El filósofo de la política, Thomas Hobbes, es uno de los padres de la teoría del “Estado Moderno”. Esta noción distingue al Estado como una organización con medios y fines de las organizaciones políticas del “Antiguo Régimen” en Europa. Un régimen en el que, en un sentido muy importante, no había “ciudadanos” sino “súbditos” y el soberano era el rey (y no el pueblo).

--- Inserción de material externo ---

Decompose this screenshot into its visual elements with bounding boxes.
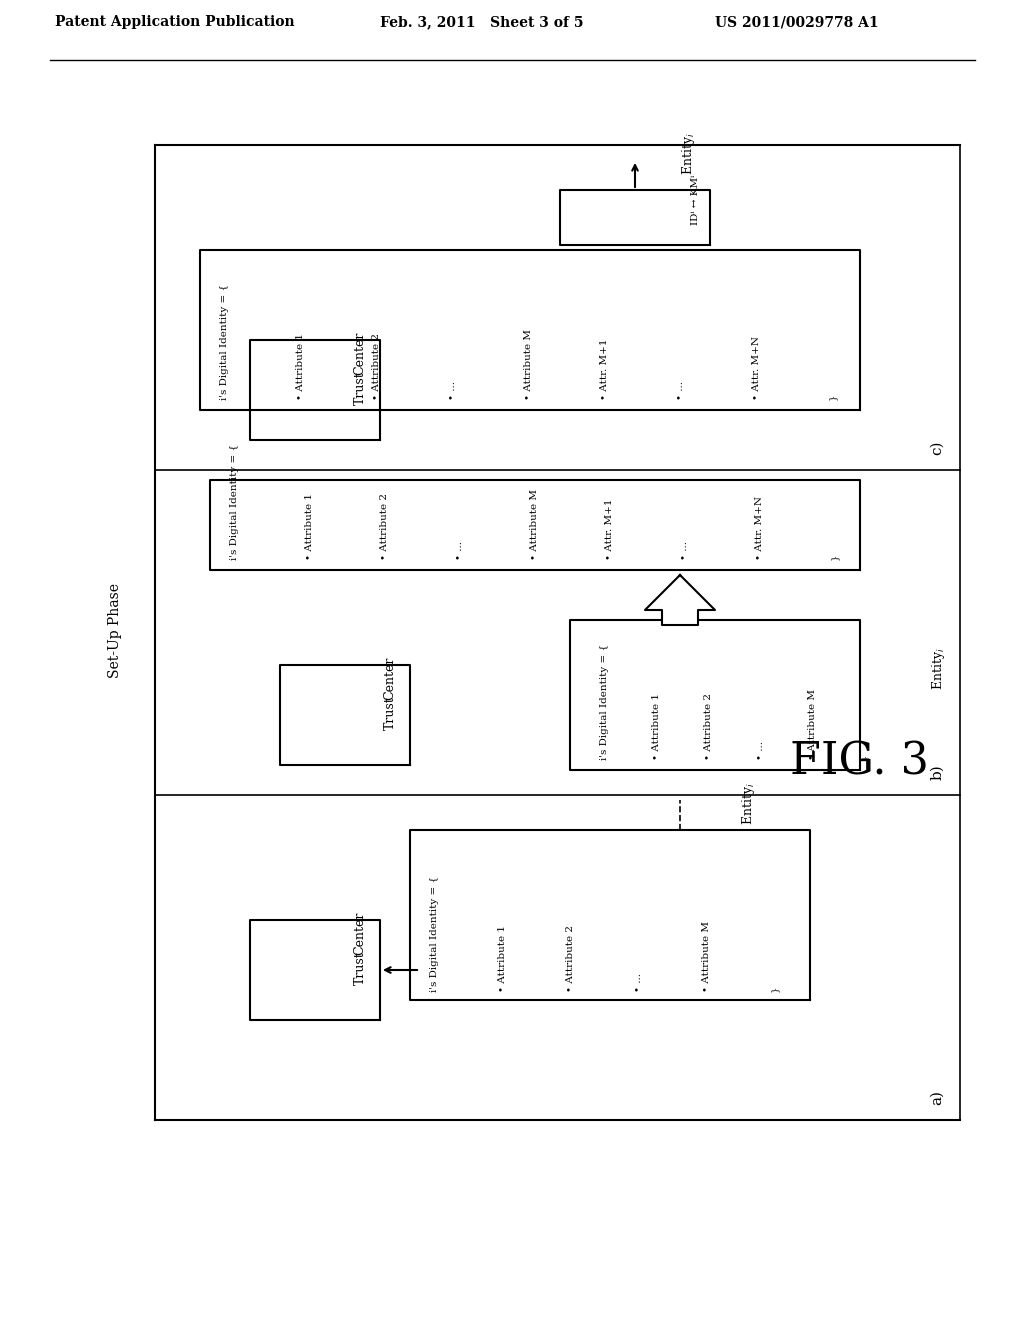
Text: Trust: Trust	[353, 952, 367, 985]
Text: }: }	[828, 393, 837, 400]
Polygon shape	[250, 341, 380, 440]
Text: Entity$_i$: Entity$_i$	[740, 783, 757, 825]
Polygon shape	[250, 920, 380, 1020]
Text: Set-Up Phase: Set-Up Phase	[108, 582, 122, 677]
Text: i's Digital Identity = {: i's Digital Identity = {	[220, 284, 229, 400]
Text: }: }	[830, 553, 839, 560]
Text: Feb. 3, 2011   Sheet 3 of 5: Feb. 3, 2011 Sheet 3 of 5	[380, 15, 584, 29]
Text: Center: Center	[353, 912, 367, 954]
Text: • Attr. M+1: • Attr. M+1	[605, 499, 614, 560]
Text: • Attr. M+N: • Attr. M+N	[755, 496, 764, 560]
Polygon shape	[280, 665, 410, 766]
Text: }: }	[770, 986, 779, 993]
Text: Center: Center	[353, 331, 367, 375]
Polygon shape	[560, 190, 710, 246]
Text: • Attribute M: • Attribute M	[702, 921, 711, 993]
Text: Trust: Trust	[384, 696, 396, 730]
Text: c): c)	[930, 441, 944, 455]
Text: i's Digital Identity = {: i's Digital Identity = {	[230, 444, 239, 560]
Text: FIG. 3: FIG. 3	[790, 741, 929, 783]
Text: b): b)	[930, 764, 944, 780]
Text: Center: Center	[384, 656, 396, 700]
Text: • ...: • ...	[680, 541, 689, 560]
Text: • Attribute 2: • Attribute 2	[380, 492, 389, 560]
Text: IDⁱ ↔ KMⁱ: IDⁱ ↔ KMⁱ	[690, 174, 699, 224]
Text: i's Digital Identity = {: i's Digital Identity = {	[430, 876, 439, 993]
Text: Entity$_i$: Entity$_i$	[930, 647, 947, 690]
Text: • ...: • ...	[634, 973, 643, 993]
Text: • Attribute 2: • Attribute 2	[372, 333, 381, 400]
Text: • Attr. M+1: • Attr. M+1	[600, 338, 609, 400]
Text: • ...: • ...	[756, 741, 765, 760]
Text: US 2011/0029778 A1: US 2011/0029778 A1	[715, 15, 879, 29]
Text: • ...: • ...	[449, 381, 457, 400]
Text: Entity$_i$: Entity$_i$	[680, 132, 697, 176]
Text: • Attribute 2: • Attribute 2	[705, 693, 713, 760]
Text: • Attribute 1: • Attribute 1	[296, 333, 305, 400]
Text: Trust: Trust	[353, 371, 367, 405]
Text: • Attribute 1: • Attribute 1	[305, 492, 314, 560]
Polygon shape	[410, 830, 810, 1001]
Text: • Attribute 1: • Attribute 1	[652, 693, 662, 760]
Polygon shape	[210, 480, 860, 570]
Text: • ...: • ...	[676, 381, 685, 400]
Polygon shape	[645, 576, 715, 624]
Text: • Attribute 1: • Attribute 1	[498, 925, 507, 993]
Polygon shape	[570, 620, 860, 770]
Text: i's Digital Identity = {: i's Digital Identity = {	[600, 644, 609, 760]
Text: a): a)	[930, 1090, 944, 1105]
Text: • Attribute M: • Attribute M	[524, 329, 534, 400]
Text: • Attribute 2: • Attribute 2	[566, 925, 575, 993]
Text: • ...: • ...	[455, 541, 464, 560]
Text: • Attr. M+N: • Attr. M+N	[752, 337, 761, 400]
Text: • Attribute M: • Attribute M	[530, 488, 539, 560]
Text: • Attribute M: • Attribute M	[808, 689, 817, 760]
Text: Patent Application Publication: Patent Application Publication	[55, 15, 295, 29]
Text: }: }	[860, 754, 869, 760]
Polygon shape	[200, 249, 860, 411]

Sobre cuáles deben ser los fines del Estado ha habido una viva discusión por unos dos siglos y medio y creo que no va a concluir el próximo domingo por la mañana. Sin embargo, pocos estudiosos de estos temas negarían que entre los fines del Estado moderno están el de garantizar a los habitantes del Estado el libre y pacífico ejercicio de sus derechos. Esto conlleva, por lo menos, unas normas fundamentales que reconozcan esos derechos y organicen ciertos poderes públicos para que tengan eficacia y vigencia, esto es, el poder de dictar las leyes, el poder de hacerlas valer y el poder de decidir a quién, en caso de una disputa, ampara la ley. Esa norma fundamental es “la Constitución”.

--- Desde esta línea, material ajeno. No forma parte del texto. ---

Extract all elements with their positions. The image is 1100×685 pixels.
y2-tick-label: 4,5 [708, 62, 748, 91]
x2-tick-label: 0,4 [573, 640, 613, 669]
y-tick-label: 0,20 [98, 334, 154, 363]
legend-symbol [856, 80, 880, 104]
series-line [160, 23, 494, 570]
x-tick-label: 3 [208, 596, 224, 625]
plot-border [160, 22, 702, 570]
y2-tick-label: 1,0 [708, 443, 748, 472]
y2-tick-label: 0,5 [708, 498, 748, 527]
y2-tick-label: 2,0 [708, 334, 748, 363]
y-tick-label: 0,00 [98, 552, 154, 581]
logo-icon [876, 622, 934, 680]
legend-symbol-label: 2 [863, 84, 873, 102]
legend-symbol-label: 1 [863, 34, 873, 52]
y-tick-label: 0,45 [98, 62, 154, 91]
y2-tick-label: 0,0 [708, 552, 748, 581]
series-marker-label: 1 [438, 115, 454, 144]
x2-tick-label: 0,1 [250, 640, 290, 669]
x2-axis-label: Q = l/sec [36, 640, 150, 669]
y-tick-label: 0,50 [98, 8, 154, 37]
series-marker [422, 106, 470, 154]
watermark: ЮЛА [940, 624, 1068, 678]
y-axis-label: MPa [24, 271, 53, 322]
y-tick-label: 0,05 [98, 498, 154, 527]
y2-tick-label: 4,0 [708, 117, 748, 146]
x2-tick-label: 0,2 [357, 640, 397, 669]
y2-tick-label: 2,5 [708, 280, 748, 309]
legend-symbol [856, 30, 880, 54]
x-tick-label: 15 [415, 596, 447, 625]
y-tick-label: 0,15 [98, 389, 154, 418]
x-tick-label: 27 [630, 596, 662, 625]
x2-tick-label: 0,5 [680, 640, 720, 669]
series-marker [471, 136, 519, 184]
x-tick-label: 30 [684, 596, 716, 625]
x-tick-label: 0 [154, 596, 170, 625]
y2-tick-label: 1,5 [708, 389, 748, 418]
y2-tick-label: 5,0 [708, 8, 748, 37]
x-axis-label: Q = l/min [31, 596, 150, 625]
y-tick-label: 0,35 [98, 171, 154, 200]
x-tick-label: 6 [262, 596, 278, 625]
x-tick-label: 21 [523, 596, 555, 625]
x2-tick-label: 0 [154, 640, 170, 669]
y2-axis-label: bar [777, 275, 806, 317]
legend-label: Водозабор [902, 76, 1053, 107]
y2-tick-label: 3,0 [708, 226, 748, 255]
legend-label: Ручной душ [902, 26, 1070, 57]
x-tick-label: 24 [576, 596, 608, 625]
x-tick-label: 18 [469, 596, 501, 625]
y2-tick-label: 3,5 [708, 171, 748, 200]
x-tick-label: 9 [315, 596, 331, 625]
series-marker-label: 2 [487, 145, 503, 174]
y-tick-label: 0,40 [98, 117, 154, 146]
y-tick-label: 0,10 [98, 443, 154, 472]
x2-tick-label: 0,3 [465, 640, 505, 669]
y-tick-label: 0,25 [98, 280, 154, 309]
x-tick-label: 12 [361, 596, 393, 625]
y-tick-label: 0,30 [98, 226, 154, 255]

A cambio de que los ciudadanos gocen de la protección y garantía de sus derechos, el “contrato” estipula que ellos deben ceder una parte de su libertad y renunciar a protegerse por sí mismos y al uso de la fuerza, pues el Estado es titular exclusivo de la facultad de usar de la coacción y la violencia.
Ahora bien, Hobbes no se hacía ilusiones y, en el estado de naturaleza, imaginaba la vida del ser humano “solitaria, pobre, desagradable, brutal y corta”. Tampoco se hacía ilusiones sobre el Leviatán, el Estado y, por eso, lo entendía como un mal necesario. Necesario, para evitar esa vida solitaria, pobre, etcétera.
Pasando a la Guatemala de nuestros días, tenemos dos realidades que parecen poner en tela de juicio la teoría del Estado moderno de Hobbes. Por un lado, alrededor del 70% de la población económicamente activa (PEA) vive en la economía informal y, por el otro, el Estado no garantiza las libertades y derechos de los ciudadanos. Por supuesto, hacer una afirmación tan absoluta, es problemático.
Empero, esa enorme porción de la población que vive en la economía informal casi no recibe del Estado protección alguna de sus bienes, de sus vidas o de sus derechos. En cuanto a la seguridad, la delincuencia es uno de los principales factores de la emigración masiva y las fuerzas de la PNC son incapaces de detenerla. La administración de justicia es una de las peores del mundo (según aparece en el índice del Estado de Derecho del WJP) y, a ese segmento de la población, prácticamente, no llega. Los servicios públicos, como la salud y la educación, son de bajísima calidad y su oferta es limitada y las infraestructuras públicas, actualmente, una ruina.
La cuestión se impone, entonces, si el Estado en Guatemala es un “mal necesario” o “sólo un mal”. En términos hobbesianos, una gran parte de la población ha renunciado a parte de sus libertades, al uso de la fuerza y a la defensa de sus derechos por sus propios medios, pero el Estado no ha hecho su parte.
Peor aún, muchas de las personas de carne y hueso que materializan las funciones del Estado lejos de hacer algo por garantizar las libertades y derechos de los ciudadanos, más bien los expolian. Los fuerzan a pagar impuestos, les exigen gestionar permisos y licencias para realizar actividades pacíficas y voluntarias y, todo eso ¿a cambio de qué?
Yo creo que el equipo de gobierno —o la mayor parte de sus dirigentes—quisieran cumplir con el contrato social. Pero el Estado no se agota ahí. Hace falta que todos los poderes del Estado converjan en lo básico. Pero ¿es posible esa convergencia en un país con un espectro político fraccionado y un proceso electoral en manos de “partidos-empresa”?
Yo, no lo creo. Y tampoco lo cree ese 70% de la PEA y los tres millones o más de guatemaltecos que han emigrado durante las últimas dos décadas a Estados Unidos.
¿Cuál es la salida? Perdonen que insista hasta cansar. En dlas sociedades humanas, con raras excepciones, las grandes reformas las impulsan las élites. Cuando las élites se acomodan y dejan que “los parásitos” vayan succionando los nutrientes de la sociedad y del Estado, primero se transita por una dolorosa decadencia hasta que, a menos que las élites despierten, se llega a la falencia.